There are two key points for future consideration regarding nutrient management in organic farms. The first is how to ensure the sustainability of a sufficient nutrient supply given an expected increase in the organic area across Europe. Whilst farms can theoretically source more N from BNF, increasing the organic land base as planned will either require that more land be dedicated to legumes to secure a sufficient N supply (and consumer demand increases) or through the provision of more external inputs. The use of external P and K inputs that contain relevant amounts of N can boost the overall productivity of the system, and the use of fertilizer treatment technologies that are able to keep the N in the productive process are of crucial importance in organic farming. Intricately linked to this, the second point relates to considerations of the types and availability of external inputs which organic agriculture would deem acceptable in future to fulfil the nutrient needs, particularly the use of conventional manures.

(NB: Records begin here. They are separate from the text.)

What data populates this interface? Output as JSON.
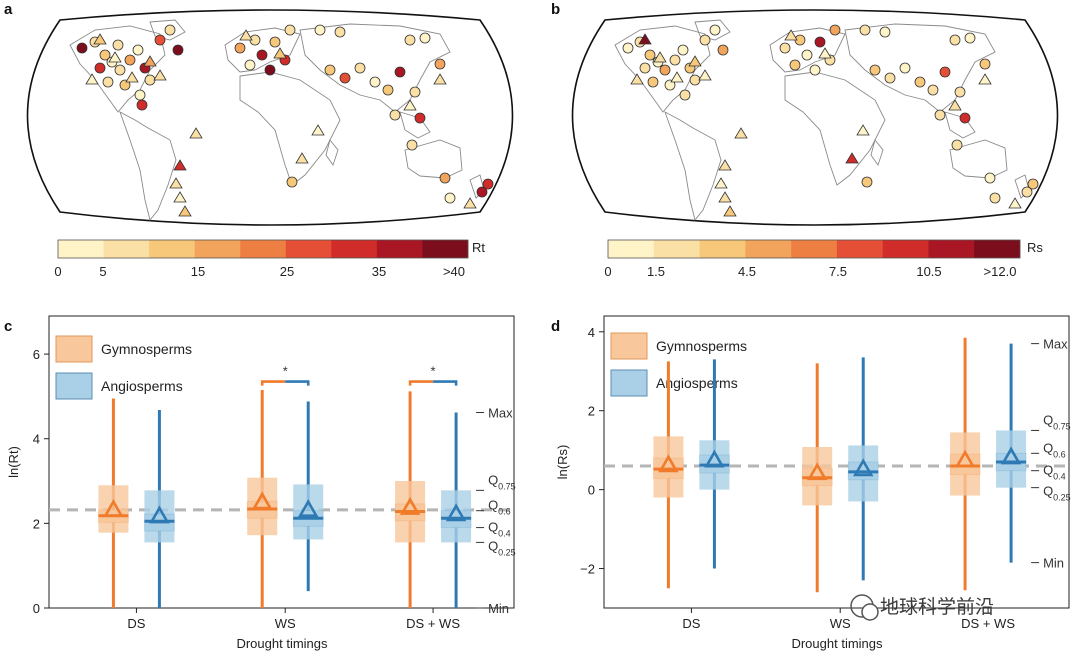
{
  "panels": {
    "a": {
      "letter": "a"
    },
    "b": {
      "letter": "b"
    },
    "c": {
      "letter": "c"
    },
    "d": {
      "letter": "d"
    }
  },
  "colors": {
    "gymno_line": "#f07b2b",
    "gymno_box": "#f8c79c",
    "angio_line": "#2f7ab5",
    "angio_box": "#a9d0e6",
    "median_dash": "#b5b5b5",
    "land_outline": "#888888"
  },
  "colorbar_a": {
    "label": "Rt",
    "ticks": [
      "0",
      "5",
      "15",
      "25",
      "35",
      ">40"
    ],
    "colors": [
      "#fff3c8",
      "#fbe0a5",
      "#f7c77a",
      "#f3a45c",
      "#ee7f43",
      "#e44f35",
      "#cf2c2a",
      "#a91624",
      "#7b0d1d"
    ]
  },
  "colorbar_b": {
    "label": "Rs",
    "ticks": [
      "0",
      "1.5",
      "4.5",
      "7.5",
      "10.5",
      ">12.0"
    ],
    "colors": [
      "#fff3c8",
      "#fbe0a5",
      "#f7c77a",
      "#f3a45c",
      "#ee7f43",
      "#e44f35",
      "#cf2c2a",
      "#a91624",
      "#7b0d1d"
    ]
  },
  "legend": {
    "gymno": "Gymnosperms",
    "angio": "Angiosperms"
  },
  "quantile_labels": {
    "max": "Max",
    "min": "Min",
    "q75": "Q",
    "q75_sub": "0.75",
    "q6": "Q",
    "q6_sub": "0.6",
    "q4": "Q",
    "q4_sub": "0.4",
    "q25": "Q",
    "q25_sub": "0.25"
  },
  "significance_marker": "*",
  "watermark": "地球科学前沿",
  "chart_data": [
    {
      "panel": "c",
      "type": "box",
      "xlabel": "Drought timings",
      "ylabel": "ln(Rt)",
      "ylim": [
        0,
        6.9
      ],
      "yticks": [
        "0",
        "2",
        "4",
        "6"
      ],
      "ytick_values": [
        0,
        2,
        4,
        6
      ],
      "reference_line": 2.32,
      "categories": [
        "DS",
        "WS",
        "DS + WS"
      ],
      "series": [
        {
          "name": "Gymnosperms",
          "stats": [
            {
              "min": 0,
              "q25": 1.78,
              "q4": 2.02,
              "median": 2.18,
              "q6": 2.32,
              "q75": 2.9,
              "max": 4.95,
              "mean": 2.3
            },
            {
              "min": 0,
              "q25": 1.72,
              "q4": 2.12,
              "median": 2.34,
              "q6": 2.52,
              "q75": 3.08,
              "max": 5.15,
              "mean": 2.48
            },
            {
              "min": 0,
              "q25": 1.55,
              "q4": 2.06,
              "median": 2.28,
              "q6": 2.46,
              "q75": 3.0,
              "max": 5.12,
              "mean": 2.35
            }
          ]
        },
        {
          "name": "Angiosperms",
          "stats": [
            {
              "min": 0,
              "q25": 1.55,
              "q4": 1.82,
              "median": 2.05,
              "q6": 2.22,
              "q75": 2.78,
              "max": 4.68,
              "mean": 2.15
            },
            {
              "min": 0.4,
              "q25": 1.62,
              "q4": 1.93,
              "median": 2.12,
              "q6": 2.3,
              "q75": 2.92,
              "max": 4.88,
              "mean": 2.3
            },
            {
              "min": 0,
              "q25": 1.55,
              "q4": 1.9,
              "median": 2.12,
              "q6": 2.3,
              "q75": 2.78,
              "max": 4.62,
              "mean": 2.2
            }
          ]
        }
      ],
      "significance": [
        {
          "category": "WS",
          "y": 5.35
        },
        {
          "category": "DS + WS",
          "y": 5.35
        }
      ]
    },
    {
      "panel": "d",
      "type": "box",
      "xlabel": "Drought timings",
      "ylabel": "ln(Rs)",
      "ylim": [
        -3.0,
        4.4
      ],
      "yticks": [
        "−2",
        "0",
        "2",
        "4"
      ],
      "ytick_values": [
        -2,
        0,
        2,
        4
      ],
      "reference_line": 0.6,
      "categories": [
        "DS",
        "WS",
        "DS + WS"
      ],
      "series": [
        {
          "name": "Gymnosperms",
          "stats": [
            {
              "min": -2.5,
              "q25": -0.2,
              "q4": 0.28,
              "median": 0.52,
              "q6": 0.8,
              "q75": 1.35,
              "max": 3.25,
              "mean": 0.6
            },
            {
              "min": -2.6,
              "q25": -0.4,
              "q4": 0.1,
              "median": 0.3,
              "q6": 0.55,
              "q75": 1.08,
              "max": 3.2,
              "mean": 0.4
            },
            {
              "min": -2.55,
              "q25": -0.15,
              "q4": 0.38,
              "median": 0.6,
              "q6": 0.9,
              "q75": 1.45,
              "max": 3.85,
              "mean": 0.72
            }
          ]
        },
        {
          "name": "Angiosperms",
          "stats": [
            {
              "min": -2.0,
              "q25": 0.0,
              "q4": 0.42,
              "median": 0.62,
              "q6": 0.88,
              "q75": 1.25,
              "max": 3.3,
              "mean": 0.72
            },
            {
              "min": -2.3,
              "q25": -0.3,
              "q4": 0.25,
              "median": 0.45,
              "q6": 0.7,
              "q75": 1.12,
              "max": 3.35,
              "mean": 0.5
            },
            {
              "min": -1.85,
              "q25": 0.05,
              "q4": 0.48,
              "median": 0.7,
              "q6": 0.92,
              "q75": 1.5,
              "max": 3.7,
              "mean": 0.8
            }
          ]
        }
      ]
    }
  ]
}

It is notable that the concept of ‘contentious inputs’ in organic farming is debated and a lack of clarity remains about how to define what is contentious in relation to soil fertility maintenance. In future, organic agriculture will need to clarify its position regarding the definition of “contentious” inputs to clearly guide decisions regarding their utilization. The more restricted the definition, the lower the degrees of freedom for designing balanced systems, meaning not only N, but also the other macro nutrients. In this context, sustainable expansion of the organic sector will require an assessment of the volumes and types of organic wastes locally available for use, as well as its position regarding the sources of such wastes (e.g., sewage sludge). If the new target set for organic farming by the European Commission in the Farm to Fork strategy is to be realized, it is not trivial to strive for a higher farm output, and an increasing land-use efficiency. This will develop in a time where climate change will stress the food systems, and where there is a general wish to increase and protect undisturbed natural areas.